An Iraqi lawyer said the 24 or 25 officials from Saddam's government were released from jail without charges, and some have already left the country.
"The release was an American-Iraqi decision and in line with an Iraqi government ruling made in December 2004, but hasn't been enforced until after the elections in an attempt to ease the political pressure in Iraq," said the lawyer, Badee Izzat Aref.
Among them were Rihab Taha, a British-educated biological weapons expert, who was known as "Dr. Germ" for her role in making bio-weapons in the 1980s, and Huda Salih Mahdi Ammash, known as "Mrs. Anthrax," a former top Baath Party official and biotech researcher, Aref said.
"Because of security reasons, some of them want to leave the country," he said. He declined to elaborate, but noted "some have already left Iraq today."
Lt. Col. Barry Johnson, a U.S. military spokesman in Baghdad, would say only that eight individuals formerly designated as high-value detainees were released Saturday after a board process found they were no longer a security threat and no charges would be filed against them.
Neither the U.S. military or Iraqi officials would disclose any of the names, but a legal official in Baghdad said Taha and Ammash were among those released.
The official, who asked not to be identified because of the sensitivity of the issue, said those released also included Hossam Mohammed Amin, head of the weapons inspections directorate, and Aseel Tabra, an Iraqi Olympic Committee official under Odai Saddam Hussein, the former leader's son.
In other recent developments:
The video from the extremist group The Islamic Army of Iraq was posted on a Web site and showed a man being shot in the back of the head.
The group claimed it had killed civilian contractor Ronald Allen Schulz, a native of North Dakota.
The video did not show the face of the victim, however, and it was impossible to identify him conclusively. The victim was kneeling with his back to the camera, with his hands tied behind his back and blindfolded with an Arab headdress when he was shot.

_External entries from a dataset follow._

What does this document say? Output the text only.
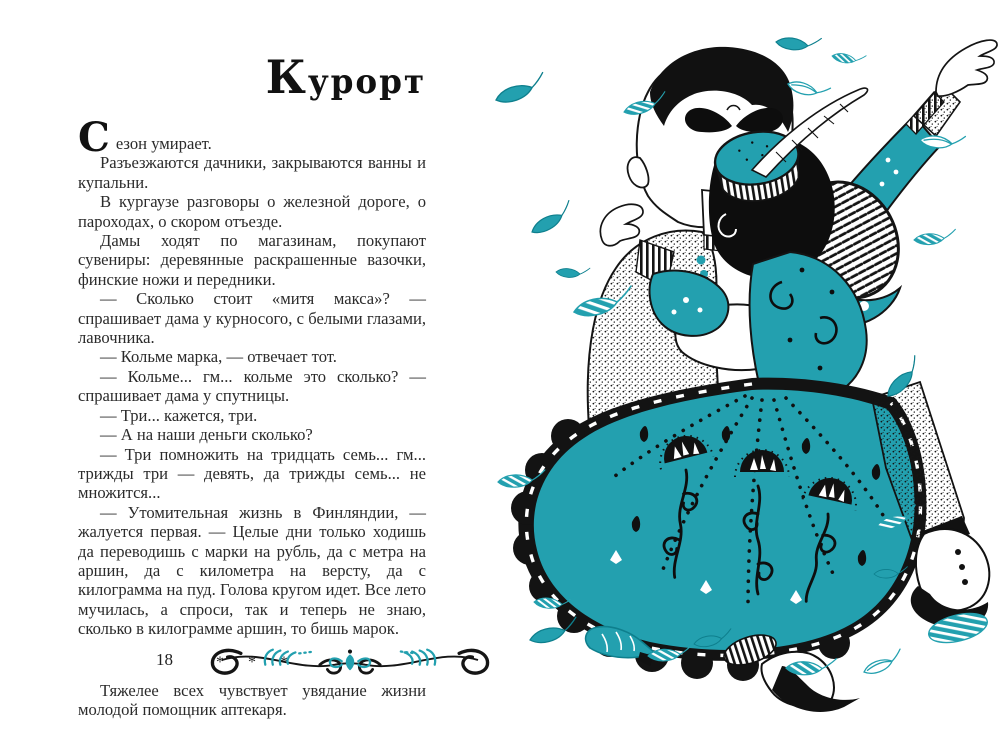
Курорт

Сезон умирает.

Разъезжаются дачники, закрываются ванны и купальни.

В кургаузе разговоры о железной дороге, о пароходах, о скором отъезде.

Дамы ходят по магазинам, покупают сувениры: деревянные раскрашенные вазочки, финские ножи и передники.

— Сколько стоит «митя макса»? — спрашивает дама у курносого, с белыми глазами, лавочника.

— Кольме марка, — отвечает тот.

— Кольме... гм... кольме это сколько? — спрашивает дама у спутницы.

— Три... кажется, три.

— А на наши деньги сколько?

— Три помножить на тридцать семь... гм... трижды три — девять, да трижды семь... не множится...

— Утомительная жизнь в Финляндии, — жалуется первая. — Целые дни только ходишь да переводишь с марки на рубль, да с метра на аршин, да с километра на версту, да с килограмма на пуд. Голова кругом идет. Все лето мучилась, а спроси, так и теперь не знаю, сколько в килограмме аршин, то бишь марок.

* * *

Тяжелее всех чувствует увядание жизни молодой помощник аптекаря.

18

The killing showed the man being shot as he kneeled in an open, empty area of dirt. The video also showed Schulz's identity card.
In a separate video, shown on a split screen with the killing, the extremist group also showed a picture of Schulz alive. The group had aired the same video of Schulz alive when he was first taken hostage earlier this month.
The group first claimed to have killed Schulz in an Internet posting last week. It had said then that it would show the killing.
Schulz, a civilian contractor, has been identified by the extremist group as a security consultant for the Iraqi Housing Ministry, although neighbors and family from Alaska, where he lives, say he is an industrial electrician who has worked on contracts around the world.
Schulz served in the Marine Corps from 1984 to 1991. He moved to Alaska six years ago, and friends and family say he is divorced.
The German government, meanwhile, said kidnappers had freed a German woman taken hostage with her driver in northern Iraq more than three weeks ago. Susanne Osthoff, a 43-year-old aid worker and archaeologist, was reported in good condition in the care of the German Embassy in Baghdad. It was unclear whether Osthoff's Iraqi driver had also been freed.